Regarding the current account composition, the surplus in services trade of €3.mn was clearly lower than the €4.mn seen a month earlier, although this was due to seasonal effects (in July 2022 €3.1bn). High deficits in primary income (€3.3bn) and secondary income (€0.3bn) dragged down the CA balance.

Foreign trade turnover data suggests a deepening decline in trade in goods, driven both by falling prices and lower volumes. The nominal value of goods exports was only 1.3% higher than a year earlier after a 1.7% year-on-year increase in June, reflecting the stagnation of Europe's economy and effective recession in Germany's economy in recent quarters. The eurozone accounts for around 60% of Polish exports, almost half of which goes to Germany. Imports of goods fell for the fifth consecutive month (by 8.9% YoY in July after -5.8% YoY in June). This was due to both a drop in import prices (especially energy) and weakness in domestic demand in the second quarter. Poland - as a net importer of energy - benefited from the normalisation in the European energy market, but positive trends in global energy markets (in particular crude oil and natural gas) started to reverse in August.

The National Bank of Poland's comment on the balance of payments data indicates a continuation of the decline in exports of intermediate goods and consumer goods. In addition - for the first time this year - the value of exports of food and capital goods also declined. Increases were maintained in exports of transport equipment and automotive parts (mainly vans, lithium-ion batteries, passenger cars, engines and other automotive parts). In imports, five out of six categories of goods (the exception being transport equipment) saw an annual decline. The deepest fall was in imports of fuels and intermediate goods.
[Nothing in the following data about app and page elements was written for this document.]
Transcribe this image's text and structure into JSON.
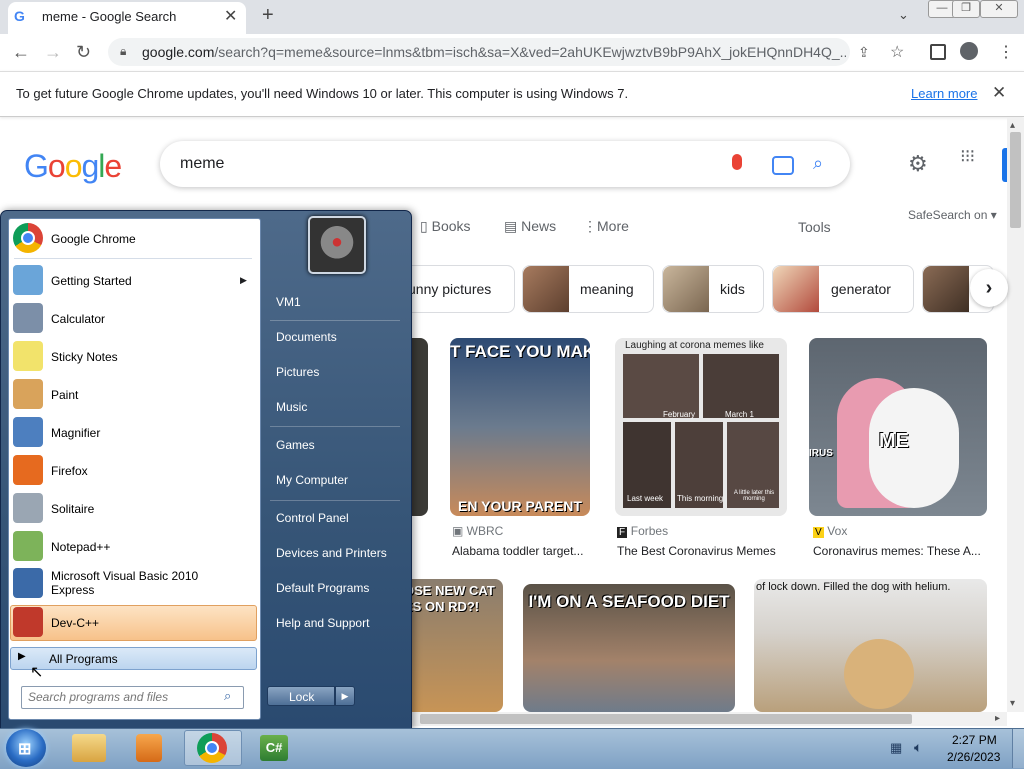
{
  "browser": {
    "tab_title": "meme - Google Search",
    "url_host": "google.com",
    "url_path": "/search?q=meme&source=lnms&tbm=isch&sa=X&ved=2ahUKEwjwztvB9bP9AhX_jokEHQnnDH4Q_...",
    "infobar_text": "To get future Google Chrome updates, you'll need Windows 10 or later. This computer is using Windows 7.",
    "infobar_link": "Learn more"
  },
  "google": {
    "query": "meme",
    "tabs": [
      "Books",
      "News",
      "More"
    ],
    "tools": "Tools",
    "safesearch": "SafeSearch on",
    "chips": [
      "unny pictures",
      "meaning",
      "kids",
      "generator"
    ],
    "results": [
      {
        "source": "WBRC",
        "title": "Alabama toddler target...",
        "overlay": "T FACE YOU MAK"
      },
      {
        "source": "Forbes",
        "title": "The Best Coronavirus Memes",
        "overlay": "Laughing at corona memes like"
      },
      {
        "source": "Vox",
        "title": "Coronavirus memes: These A...",
        "overlay": "ME"
      }
    ],
    "row2": [
      {
        "overlay": "OSE NEW CAT"
      },
      {
        "overlay": "I'M ON A SEAFOOD DIET"
      },
      {
        "overlay": "of lock down. Filled the dog with helium."
      }
    ],
    "thumb_text": {
      "cell_a": "February",
      "cell_b": "March 1",
      "cell_c": "Last week",
      "cell_d": "This morning",
      "cell_e": "A little later this morning",
      "vox_tag": "IRUS",
      "wbrc_bottom": "EN YOUR PARENT",
      "cat_line2": "ES ON RD?!"
    }
  },
  "startmenu": {
    "pinned": "Google Chrome",
    "programs": [
      {
        "label": "Getting Started",
        "color": "#6aa5d9"
      },
      {
        "label": "Calculator",
        "color": "#7c8fa8"
      },
      {
        "label": "Sticky Notes",
        "color": "#f2e36b"
      },
      {
        "label": "Paint",
        "color": "#d9a35b"
      },
      {
        "label": "Magnifier",
        "color": "#4d7fbf"
      },
      {
        "label": "Firefox",
        "color": "#e66a1f"
      },
      {
        "label": "Solitaire",
        "color": "#9aa6b3"
      },
      {
        "label": "Notepad++",
        "color": "#7db35a"
      },
      {
        "label": "Microsoft Visual Basic 2010 Express",
        "color": "#3b6aa8"
      },
      {
        "label": "Dev-C++",
        "color": "#c0392b"
      }
    ],
    "all_programs": "All Programs",
    "search_placeholder": "Search programs and files",
    "right_items": [
      "VM1",
      "Documents",
      "Pictures",
      "Music",
      "Games",
      "My Computer",
      "Control Panel",
      "Devices and Printers",
      "Default Programs",
      "Help and Support"
    ],
    "lock": "Lock"
  },
  "taskbar": {
    "time": "2:27 PM",
    "date": "2/26/2023"
  }
}
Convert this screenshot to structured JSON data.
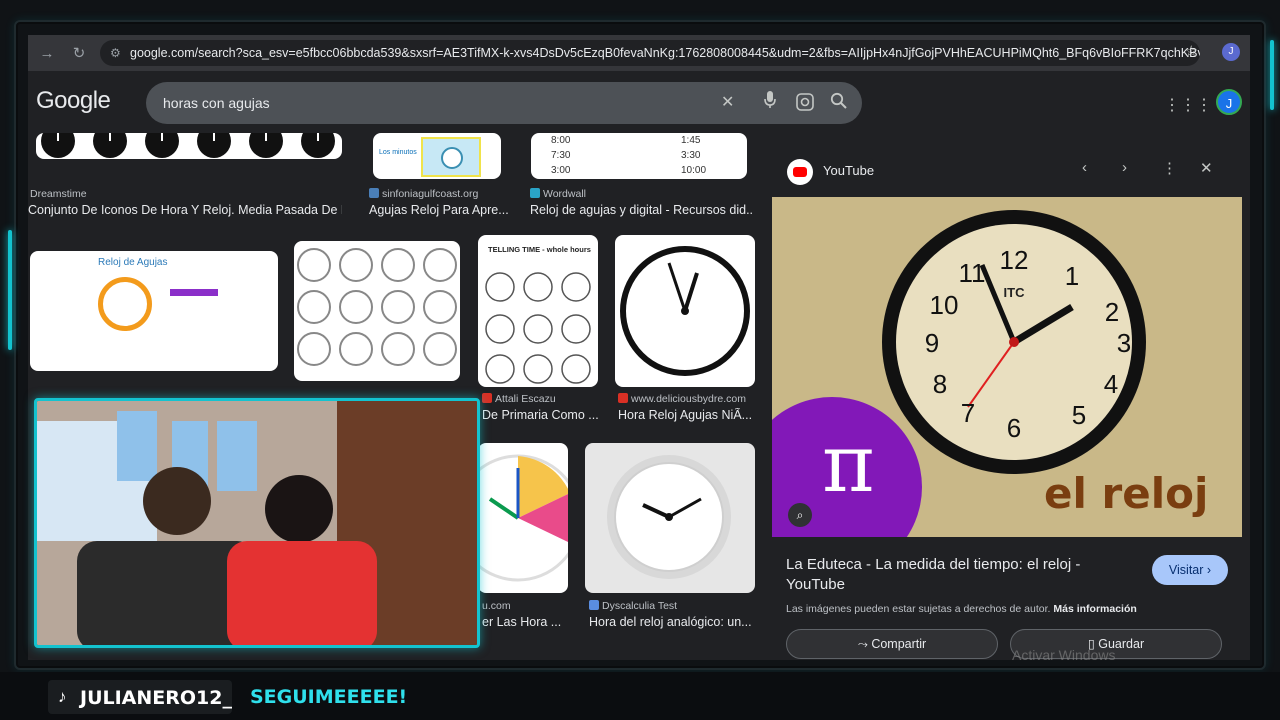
{
  "browser": {
    "url": "google.com/search?sca_esv=e5fbcc06bbcda539&sxsrf=AE3TifMX-k-xvs4DsDv5cEzqB0fevaNnKg:1762808008445&udm=2&fbs=AIIjpHx4nJjfGojPVHhEACUHPiMQht6_BFq6vBIoFFRK7qchKBv8IM7dq8CE...",
    "profile_initial": "J"
  },
  "search": {
    "logo": "Google",
    "query": "horas con agujas"
  },
  "results": [
    {
      "source": "Dreamstime",
      "title": "Conjunto De Iconos De Hora Y Reloj. Media Pasada De L..."
    },
    {
      "source": "sinfoniagulfcoast.org",
      "title": "Agujas Reloj Para Apre..."
    },
    {
      "source": "Wordwall",
      "title": "Reloj de agujas y digital - Recursos did..."
    },
    {
      "source": "Attali Escazu",
      "title": "De Primaria Como ..."
    },
    {
      "source": "www.deliciousbydre.com",
      "title": "Hora Reloj Agujas NiÃ..."
    },
    {
      "source": "u.com",
      "title": "er Las Hora ..."
    },
    {
      "source": "Dyscalculia Test",
      "title": "Hora del reloj analógico: un..."
    }
  ],
  "thumb_texts": {
    "reloj_agujas": "Reloj de Agujas",
    "telling_time": "TELLING TIME - whole hours",
    "wordwall_times": [
      "8:00",
      "7:30",
      "3:00",
      "1:45",
      "3:30",
      "10:00"
    ],
    "minutos": "Los minutos"
  },
  "panel": {
    "source": "YouTube",
    "title": "La Eduteca - La medida del tiempo: el reloj - YouTube",
    "visit_label": "Visitar",
    "copyright": "Las imágenes pueden estar sujetas a derechos de autor.",
    "more_info": "Más información",
    "share_label": "Compartir",
    "save_label": "Guardar",
    "image_overlay_text": "el reloj",
    "clock_brand": "ITC",
    "watermark": "Activar Windows"
  },
  "overlay": {
    "handle": "JULIANERO12_",
    "slogan": "SEGUIMEEEEE!"
  },
  "colors": {
    "accent": "#13c3cf",
    "slogan": "#2fe0ec",
    "visit_button": "#a8c7fa"
  }
}
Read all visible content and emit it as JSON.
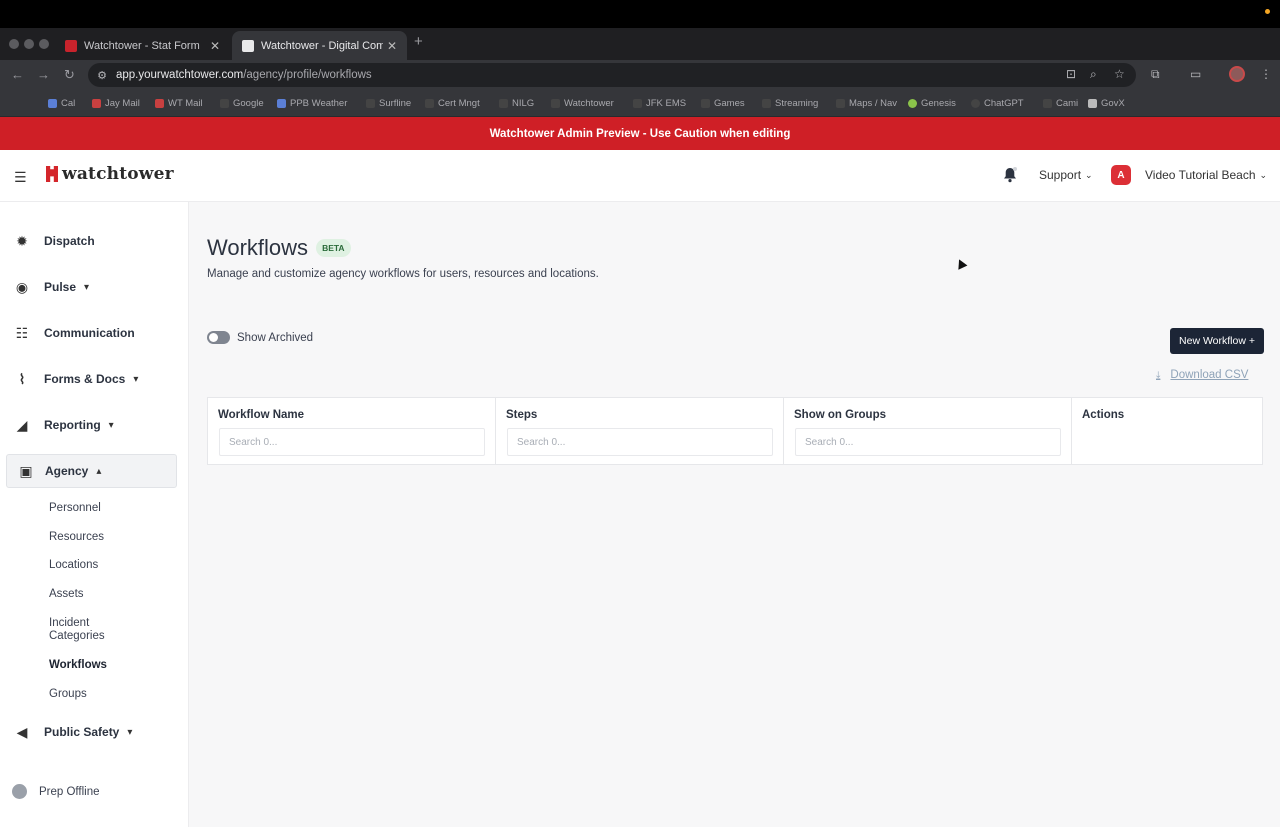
{
  "browser": {
    "tabs": [
      {
        "title": "Watchtower - Stat Form",
        "active": false
      },
      {
        "title": "Watchtower - Digital Comma",
        "active": true
      }
    ],
    "url_host": "app.yourwatchtower.com",
    "url_path": "/agency/profile/workflows",
    "bookmarks": [
      "Cal",
      "Jay Mail",
      "WT Mail",
      "Google",
      "PPB Weather",
      "Surfline",
      "Cert Mngt",
      "NILG",
      "Watchtower",
      "JFK EMS",
      "Games",
      "Streaming",
      "Maps / Nav",
      "Genesis",
      "ChatGPT",
      "Cami",
      "GovX"
    ]
  },
  "banner": {
    "text": "Watchtower Admin Preview - Use Caution when editing"
  },
  "header": {
    "logo_text": "watchtower",
    "support_label": "Support",
    "org_badge": "A",
    "account_name": "Video Tutorial Beach"
  },
  "sidebar": {
    "items": [
      {
        "label": "Dispatch",
        "icon": "dispatch-icon"
      },
      {
        "label": "Pulse",
        "icon": "pulse-icon"
      },
      {
        "label": "Communication",
        "icon": "communication-icon"
      },
      {
        "label": "Forms & Docs",
        "icon": "paperclip-icon"
      },
      {
        "label": "Reporting",
        "icon": "chart-icon"
      },
      {
        "label": "Agency",
        "icon": "person-icon"
      },
      {
        "label": "Public Safety",
        "icon": "megaphone-icon"
      }
    ],
    "agency_sub": [
      "Personnel",
      "Resources",
      "Locations",
      "Assets",
      "Incident Categories",
      "Workflows",
      "Groups"
    ],
    "prep_offline": "Prep Offline"
  },
  "main": {
    "title": "Workflows",
    "badge": "BETA",
    "subtitle": "Manage and customize agency workflows for users, resources and locations.",
    "show_archived_label": "Show Archived",
    "new_button": "New Workflow +",
    "download_csv": "Download CSV",
    "table": {
      "columns": [
        "Workflow Name",
        "Steps",
        "Show on Groups",
        "Actions"
      ],
      "search_placeholder": "Search 0..."
    }
  },
  "colors": {
    "brand_red": "#cf1f26",
    "button_dark": "#1c2536",
    "beta_bg": "#dff1e2"
  }
}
July's data will be neutral for the zloty, which - after a period of several months of appreciation - has lost around 5% in recent days in response to a surprisingly large cut in interest rates by the NBP. For the year as a whole, we expect a further improvement in the current account balance to +1.5% of GDP by the end of the year after a deficit of 3.0% of GDP in 2022. The main risk factors for the current account balance this year are military spending and further increases in crude oil and natural gas prices, which rebounded in August.